Kita juga bisa kita melihat, bahwa harga diri yang rendah terutama adalah disebabkan karena pola asuh orang tua yang penelantar. Banyak sekali para orangtua terutama para wanita karier yang suda mempunyai anak yang lebih cinta kepada pekerjaannya daripada kepada anaknya sendiri.

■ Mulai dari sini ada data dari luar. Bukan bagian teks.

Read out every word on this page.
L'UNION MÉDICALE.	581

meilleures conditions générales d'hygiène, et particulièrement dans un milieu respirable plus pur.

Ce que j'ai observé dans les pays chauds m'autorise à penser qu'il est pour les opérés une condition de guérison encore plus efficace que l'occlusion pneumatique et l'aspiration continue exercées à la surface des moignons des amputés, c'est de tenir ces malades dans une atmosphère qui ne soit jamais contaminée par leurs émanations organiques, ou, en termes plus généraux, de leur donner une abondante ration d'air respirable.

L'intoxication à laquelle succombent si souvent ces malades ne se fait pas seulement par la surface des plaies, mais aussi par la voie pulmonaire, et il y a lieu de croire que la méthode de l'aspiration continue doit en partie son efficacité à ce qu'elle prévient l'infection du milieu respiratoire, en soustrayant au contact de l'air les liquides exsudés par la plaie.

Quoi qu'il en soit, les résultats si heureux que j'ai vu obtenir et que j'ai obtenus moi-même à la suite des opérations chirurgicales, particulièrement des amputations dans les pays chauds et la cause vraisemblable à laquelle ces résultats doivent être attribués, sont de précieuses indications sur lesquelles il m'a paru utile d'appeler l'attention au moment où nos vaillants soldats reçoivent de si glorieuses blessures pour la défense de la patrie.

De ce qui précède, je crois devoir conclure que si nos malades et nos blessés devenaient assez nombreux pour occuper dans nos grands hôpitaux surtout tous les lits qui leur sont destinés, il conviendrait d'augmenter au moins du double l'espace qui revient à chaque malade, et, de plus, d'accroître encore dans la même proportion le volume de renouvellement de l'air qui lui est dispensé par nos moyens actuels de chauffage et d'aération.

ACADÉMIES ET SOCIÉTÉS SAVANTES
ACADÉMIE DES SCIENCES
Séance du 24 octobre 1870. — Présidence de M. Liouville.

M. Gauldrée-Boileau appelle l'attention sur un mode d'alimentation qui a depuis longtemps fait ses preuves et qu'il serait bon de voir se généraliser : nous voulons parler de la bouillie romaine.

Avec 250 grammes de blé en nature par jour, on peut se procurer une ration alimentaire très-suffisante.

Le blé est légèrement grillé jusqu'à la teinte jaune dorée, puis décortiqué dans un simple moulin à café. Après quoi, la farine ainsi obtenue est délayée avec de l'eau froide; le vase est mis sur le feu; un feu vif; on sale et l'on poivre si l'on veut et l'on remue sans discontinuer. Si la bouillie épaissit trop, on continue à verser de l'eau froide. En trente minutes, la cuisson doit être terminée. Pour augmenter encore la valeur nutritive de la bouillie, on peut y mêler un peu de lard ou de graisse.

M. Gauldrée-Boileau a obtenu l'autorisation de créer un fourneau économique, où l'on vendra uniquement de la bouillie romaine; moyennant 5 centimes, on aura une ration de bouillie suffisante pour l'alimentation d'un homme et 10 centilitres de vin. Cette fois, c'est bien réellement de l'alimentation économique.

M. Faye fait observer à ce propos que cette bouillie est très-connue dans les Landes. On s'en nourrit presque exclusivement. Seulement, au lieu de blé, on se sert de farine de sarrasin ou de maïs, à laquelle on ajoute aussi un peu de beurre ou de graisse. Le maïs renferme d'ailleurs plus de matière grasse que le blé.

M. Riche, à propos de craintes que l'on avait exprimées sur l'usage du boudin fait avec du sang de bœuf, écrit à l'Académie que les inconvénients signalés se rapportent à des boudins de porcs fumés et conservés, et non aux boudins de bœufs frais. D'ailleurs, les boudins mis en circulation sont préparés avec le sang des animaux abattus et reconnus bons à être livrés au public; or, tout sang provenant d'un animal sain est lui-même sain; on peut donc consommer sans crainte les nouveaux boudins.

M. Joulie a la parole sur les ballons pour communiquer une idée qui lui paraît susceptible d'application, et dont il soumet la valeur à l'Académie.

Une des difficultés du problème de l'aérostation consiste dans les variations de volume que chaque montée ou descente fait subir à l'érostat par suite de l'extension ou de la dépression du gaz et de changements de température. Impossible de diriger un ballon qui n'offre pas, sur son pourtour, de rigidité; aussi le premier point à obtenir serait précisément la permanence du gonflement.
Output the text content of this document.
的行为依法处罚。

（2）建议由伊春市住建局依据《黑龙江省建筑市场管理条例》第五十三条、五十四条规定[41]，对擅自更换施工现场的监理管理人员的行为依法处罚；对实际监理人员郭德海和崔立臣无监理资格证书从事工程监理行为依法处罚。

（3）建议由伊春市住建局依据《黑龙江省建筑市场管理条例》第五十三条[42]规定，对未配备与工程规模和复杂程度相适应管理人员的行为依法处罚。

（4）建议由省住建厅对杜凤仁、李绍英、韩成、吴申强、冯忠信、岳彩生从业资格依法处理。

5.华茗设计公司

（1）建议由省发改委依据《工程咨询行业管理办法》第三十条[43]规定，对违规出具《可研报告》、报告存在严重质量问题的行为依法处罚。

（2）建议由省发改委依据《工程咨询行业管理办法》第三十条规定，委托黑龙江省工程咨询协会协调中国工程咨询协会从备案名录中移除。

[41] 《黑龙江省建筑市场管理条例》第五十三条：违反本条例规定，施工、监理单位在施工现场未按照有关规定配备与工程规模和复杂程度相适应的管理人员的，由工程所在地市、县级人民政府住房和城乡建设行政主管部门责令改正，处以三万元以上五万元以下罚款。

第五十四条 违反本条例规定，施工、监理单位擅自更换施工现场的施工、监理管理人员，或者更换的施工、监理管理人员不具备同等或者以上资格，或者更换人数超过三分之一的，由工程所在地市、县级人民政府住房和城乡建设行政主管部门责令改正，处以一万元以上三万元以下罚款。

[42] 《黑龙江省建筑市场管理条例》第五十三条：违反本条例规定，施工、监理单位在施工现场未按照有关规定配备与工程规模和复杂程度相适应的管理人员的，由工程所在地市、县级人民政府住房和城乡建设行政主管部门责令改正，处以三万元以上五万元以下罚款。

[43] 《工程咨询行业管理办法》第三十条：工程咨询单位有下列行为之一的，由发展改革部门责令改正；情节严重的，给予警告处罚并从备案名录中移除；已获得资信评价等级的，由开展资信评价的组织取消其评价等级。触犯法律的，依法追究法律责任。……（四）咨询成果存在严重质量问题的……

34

Dia lebih banyak meluangkan waktu untuk mencari uang dan uang. Dia lupa kalau di rumah ada anak-anaknya yang membutuhkan kasih dan sayang dia. Pergi kerja disaat anaknya masih tertidur pulas, lalu pulang ketika anaknya sudah tertidur pulas lagi. Sehingga, anak-anak lebih mengenal pembantunya daripada sosok ibunya sendiri. Contoh lain adalah orangtua yang sangat otoriter. Biasanya orangtua yang otoriter cenderung menempatkan anak di posisi yang tertindas yang tidak punya hak.Â
Jika anak tidak menuruti, kekerasan menjadi jawabannya. Beberapa orangtua, apalagi di NTT cenderung mengikuti gaya ini, yaitu mendidik anak secara otoriter dan menggunakan kekerasan. Pengasuhan ini menciptakan anak yang hanya taat kepada orangtua jika ada orangtuanya dan melakukan kekerasan itu terhadap adik atau teman mereka yang lebih lemah; pada anak yang perasa, biasanya menjadikan mereka anak yang semakin penakut, tidak berani mengambil keputusan dan tidak percaya diri.
Dari keempat model pengasuhan diatas, pola asuh demokratislah yang paling baik. Karena pola asuh ini menempatkan anak dan orangtua sejajar. Tidak ada hak anak yang dilanggar juga hak orangtua yang dilanggar; kewajiban anak dan orangtua sama-sama dituntut dalam pola asuh demokratis ini.